Come viene utilizzata la radiochirurgia nel trattamento delle metastasi cerebrali?
«Anche se il nome può fare pensare al contrario – dal momento che richiama a un approccio simil-chirurgico – la radiochirurgia è un’applicazione terapeutica del tutto non invasiva. Si basa sull’utilizzo di raggi ad alta concentrazione che vengono indirizzati sulle metastasi con la possibilità di farle regredire o scomparire, proprio come se fossero asportate chirurgicamente. Il tutto viene eseguito in regime ambulatoriale e, soprattutto, in un’unica seduta della durata di circa dieci minuti».
Quali vantaggi possono derivare dall’utilizzo di questa tecnica di intervento?
«Si ha un vantaggio davvero grande: la radiochirurgia è basata su uno strumento che viene chiamato acceleratore lineare, che consente di “colpire” con precisione le sole metastasi, preservando la parte sana dell’encefalo. In particolare, il software innovativo che utilizziamo nel nostro reparto consente di aumentare le possibilità di movimento della macchina erogatrice di radiazioni ionizzanti ad alta energia, sincronizzando in estrema sicurezza la rotazione rapida e precisa ad arco dell’acceleratore lineare con il movimento robotico e pendolare del lettino, permettendo così di colpire contemporaneamente e con estrema precisione diverse metastasi, senza avere l’esigenza di bloccare o riposizionare manualmente la macchina ogni volta. Il riposizionamento manuale da parte dell’operatore è certamente possibile, ma richiede una grande attenzione e non sempre consente di raggiungere la precisione che viene assicurata dall’utilizzo del software».
A livello di metastasi cerebrali si può intervenire anche con la radioterapia cosiddetta encefalica. In che cosa consiste e in quali casi è consigliata?
«La radioterapia encefalica è l’intervento che in passato era indicato in prima istanza in presenza di metastasi cerebrali. Prevede l’irradiazione a basse dosi dell’intero encefalo in un numero di sedute che varia tra 5 e 10. Oggi viene prevista solo in casi selezionati, quando di ha l’obiettivo di lenire i sintomi intracranici e migliorare l’aspettativa di vita».
Quali sono le sfide future che potranno ulteriormente migliorare la gestione dei pazienti che sono affetti da metastasi encefaliche?

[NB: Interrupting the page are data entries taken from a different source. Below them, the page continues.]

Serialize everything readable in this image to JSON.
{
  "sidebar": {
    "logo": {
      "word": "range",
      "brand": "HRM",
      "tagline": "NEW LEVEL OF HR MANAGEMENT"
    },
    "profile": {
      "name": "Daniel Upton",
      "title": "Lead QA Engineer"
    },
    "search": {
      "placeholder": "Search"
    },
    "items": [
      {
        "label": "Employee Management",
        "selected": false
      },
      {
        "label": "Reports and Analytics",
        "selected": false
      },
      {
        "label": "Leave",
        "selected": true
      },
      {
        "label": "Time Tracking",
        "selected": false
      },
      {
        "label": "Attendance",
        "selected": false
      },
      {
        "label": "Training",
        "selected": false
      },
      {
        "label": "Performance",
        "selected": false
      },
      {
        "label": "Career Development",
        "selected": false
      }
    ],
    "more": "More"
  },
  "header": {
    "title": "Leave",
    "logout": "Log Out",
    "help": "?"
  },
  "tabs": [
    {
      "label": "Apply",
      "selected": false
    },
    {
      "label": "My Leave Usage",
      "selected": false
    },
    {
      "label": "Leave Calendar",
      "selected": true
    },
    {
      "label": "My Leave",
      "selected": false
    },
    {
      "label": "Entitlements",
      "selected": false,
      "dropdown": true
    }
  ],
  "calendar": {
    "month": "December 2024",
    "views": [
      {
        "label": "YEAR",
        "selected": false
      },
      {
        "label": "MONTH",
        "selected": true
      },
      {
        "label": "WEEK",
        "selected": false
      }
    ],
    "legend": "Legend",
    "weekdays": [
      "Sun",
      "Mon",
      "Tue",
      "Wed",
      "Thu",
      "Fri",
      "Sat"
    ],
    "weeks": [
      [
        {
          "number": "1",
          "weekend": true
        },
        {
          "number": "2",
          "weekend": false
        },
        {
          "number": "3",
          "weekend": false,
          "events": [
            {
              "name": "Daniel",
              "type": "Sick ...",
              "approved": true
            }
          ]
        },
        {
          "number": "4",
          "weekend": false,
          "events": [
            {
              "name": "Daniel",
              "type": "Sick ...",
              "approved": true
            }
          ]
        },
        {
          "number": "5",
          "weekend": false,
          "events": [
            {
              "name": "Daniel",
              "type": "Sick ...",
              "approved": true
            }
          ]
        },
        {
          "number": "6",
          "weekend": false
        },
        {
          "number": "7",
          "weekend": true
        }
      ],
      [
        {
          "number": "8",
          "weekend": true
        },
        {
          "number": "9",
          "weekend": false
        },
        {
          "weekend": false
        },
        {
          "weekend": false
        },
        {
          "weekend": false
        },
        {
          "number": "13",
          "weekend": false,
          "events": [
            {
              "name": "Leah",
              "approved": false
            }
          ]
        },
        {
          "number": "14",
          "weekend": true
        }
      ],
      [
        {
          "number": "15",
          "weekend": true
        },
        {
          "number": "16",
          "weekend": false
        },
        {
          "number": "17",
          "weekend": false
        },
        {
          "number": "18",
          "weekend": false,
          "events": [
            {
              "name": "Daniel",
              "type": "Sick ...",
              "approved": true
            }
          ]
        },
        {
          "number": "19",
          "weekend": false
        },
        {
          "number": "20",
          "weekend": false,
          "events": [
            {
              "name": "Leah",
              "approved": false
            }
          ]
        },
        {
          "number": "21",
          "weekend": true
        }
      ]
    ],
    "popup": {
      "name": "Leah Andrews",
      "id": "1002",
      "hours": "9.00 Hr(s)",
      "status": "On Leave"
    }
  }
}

«La sfida del futuro più prossimo sarà quella di incidere sempre più positivamente, oltre che sulla sopravvivenza del paziente, anche sulla qualità della sua vita. Una sfida che sembra poter essere vincente grazie all’integrazione della radiochirurgia con i nuovi farmaci che abbiamo oggi a disposizione. In particolare, penso ad alcune nuove molecole farmacologiche che hanno dimostrato di by-passare quello che viene definito il “santuario farmacologico encefalico” – che è la barriera naturale che impedisce ad alcuni farmaci antitumorali di raggiungere a concentrazioni efficaci l’encefalo – e si sono mostrate capaci di tenere sotto controllo la malattia contribuendo a ridurre il rischio di comparsa di nuove metastasi nel cervello».